Era Marianne Egbert, conservadora de la capilla Rothko. Habían sido amigas desde que se conocieron en el célebre Art Institute de Nueva York. Las dos habían decidido retomar los estudios, Marianne después de un matrimonio fracasado y Kate después de diez años en la policía de Astoria.

– Parece que fuera agosto -comentó Kate mientras subía al coche.

– Estás en Texaaaaas, cariño -replicó Marianne. Y con repentina seriedad preguntó-: ¿Cómo estás?

– No muy bien, la verdad -contestó Kate reclinándose en el asiento de cuero-. Pero, oye, he venido a pasar un día y una noche y, si no te importa, prefiero olvidarme de mi vida, ¿de acuerdo?

– El equipo está preparado para mañana. Siento que no dispongan más que de un par de horas, pero es todo lo que hemos podido conseguir.

– No hay problema. Lo único que tienen que hacer es grabar la sala y las pinturas y luego a mí andando durante unos minutos. Ya añadiré lo que haga falta con una voz en off cuando llegue a casa. La verdad es que mi presencia no era necesaria, pero necesitaba un respiro. ¿Hay alguna posibilidad de que pueda quedarme un momento a solas en la capilla?
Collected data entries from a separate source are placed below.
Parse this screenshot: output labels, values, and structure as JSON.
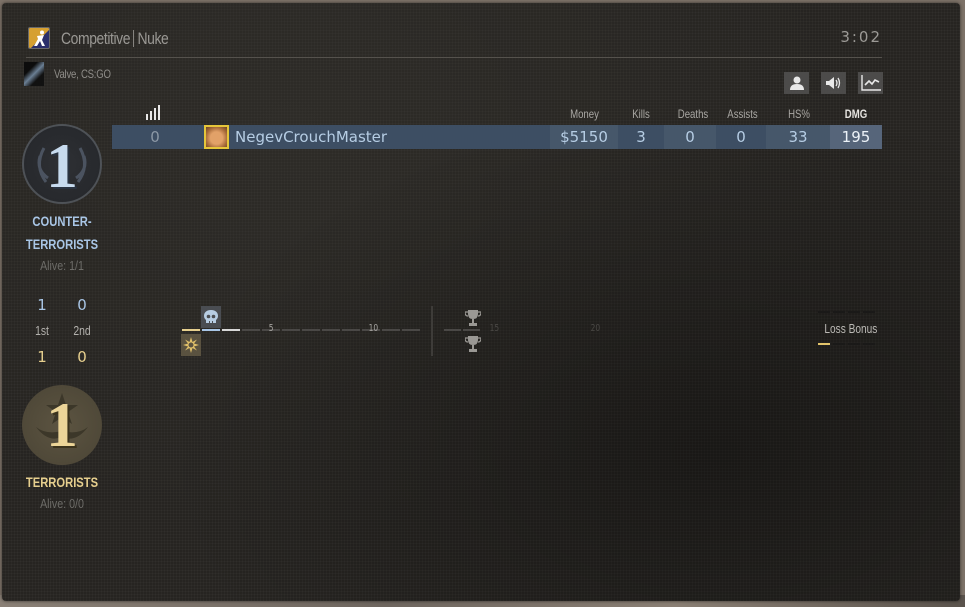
{
  "header": {
    "mode": "Competitive",
    "map": "Nuke",
    "timer": "3:02",
    "server": "Valve, CS:GO",
    "mode_icon": "csgo-competitive-icon",
    "tools": [
      {
        "name": "player-profile-button",
        "icon": "person-icon"
      },
      {
        "name": "mute-button",
        "icon": "speaker-icon"
      },
      {
        "name": "stats-button",
        "icon": "line-chart-icon"
      }
    ]
  },
  "scoreboard": {
    "columns": {
      "ping": "ping-bars-icon",
      "money": "Money",
      "kills": "Kills",
      "deaths": "Deaths",
      "assists": "Assists",
      "hs": "HS%",
      "dmg": "DMG"
    },
    "players": [
      {
        "rank": "0",
        "name": "NegevCrouchMaster",
        "money": "$5150",
        "kills": "3",
        "deaths": "0",
        "assists": "0",
        "hs": "33",
        "dmg": "195",
        "avatar_border_color": "#e6c63a"
      }
    ]
  },
  "teams": {
    "ct": {
      "score": "1",
      "name_line1": "COUNTER-",
      "name_line2": "TERRORISTS",
      "alive": "Alive: 1/1",
      "first_half": "1",
      "second_half": "0",
      "color": "#a9c6e6"
    },
    "t": {
      "score": "1",
      "name": "TERRORISTS",
      "alive": "Alive: 0/0",
      "first_half": "1",
      "second_half": "0",
      "color": "#e6cf8e"
    },
    "half_labels": [
      "1st",
      "2nd"
    ]
  },
  "timeline": {
    "rounds": [
      {
        "round": 1,
        "winner": "t",
        "icon": "bomb-explosion-icon"
      },
      {
        "round": 2,
        "winner": "ct",
        "icon": "skull-icon"
      }
    ],
    "current_round": 3,
    "tick_labels": [
      "5",
      "10",
      "15",
      "20"
    ],
    "halftime_icons": [
      "trophy-icon",
      "trophy-icon"
    ]
  },
  "loss_bonus": {
    "label": "Loss Bonus",
    "ct_level": 0,
    "t_level": 1,
    "max_level": 4
  }
}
– ¿Por qué no vas antes de que llegue tu equipo? Estoy convencida de que allí dentro hay muy buen karma. El Dalai Lama y otros seis o siete líderes religiosos han estado allí rezando por la paz mundial.

– Espero que funcione.

Marianne sacó el coche del aparcamiento y se incorporó al tráfico de la calle.

– Vamos, que te invito a un margarita tamaño Texas.

– Para mí que sean dos -dijo Kate sonriendo.


Clare Tapell se frotó los ojos cansados y miró el excéntrico paisaje urbano por las ventanas de su despacho en la jefatura de policía. La reunión con el alcalde no había ido bien. Era evidente que aquel caso podía acabar con ella.

Una cosa era que un loco anduviera por ahí destripando prostitutas, y otra muy distinta que se cargara a un estudiante de arte y ahora a un pintor mundialmente famoso. No, aquello no podía seguir así.

«Haga su trabajo», habían sido las palabras del alcalde.

Estaba claro lo que quería decir. Si no cumplía con su trabajo, se quedaría sin él. Y puesto que sólo quedaban unos meses para la fecha de su reelección, el alcalde podría utilizar aquello como una excusa para librarse de ella. Y Tapell sabía que lo estaba deseando.

Últimamente la prensa no había sido muy benigna con ella. Su proyecto de unir varias comisarías para reducir gastos había recibido muchas críticas, y luego estaba el pequeño pero desagradable escándalo estallado hacía seis meses: dos policías del Upper West Side habían estado vendiendo drogas que sacaban de la comisaría. Y ahora, además, existía la amenaza de una huelga policial en toda la ciudad.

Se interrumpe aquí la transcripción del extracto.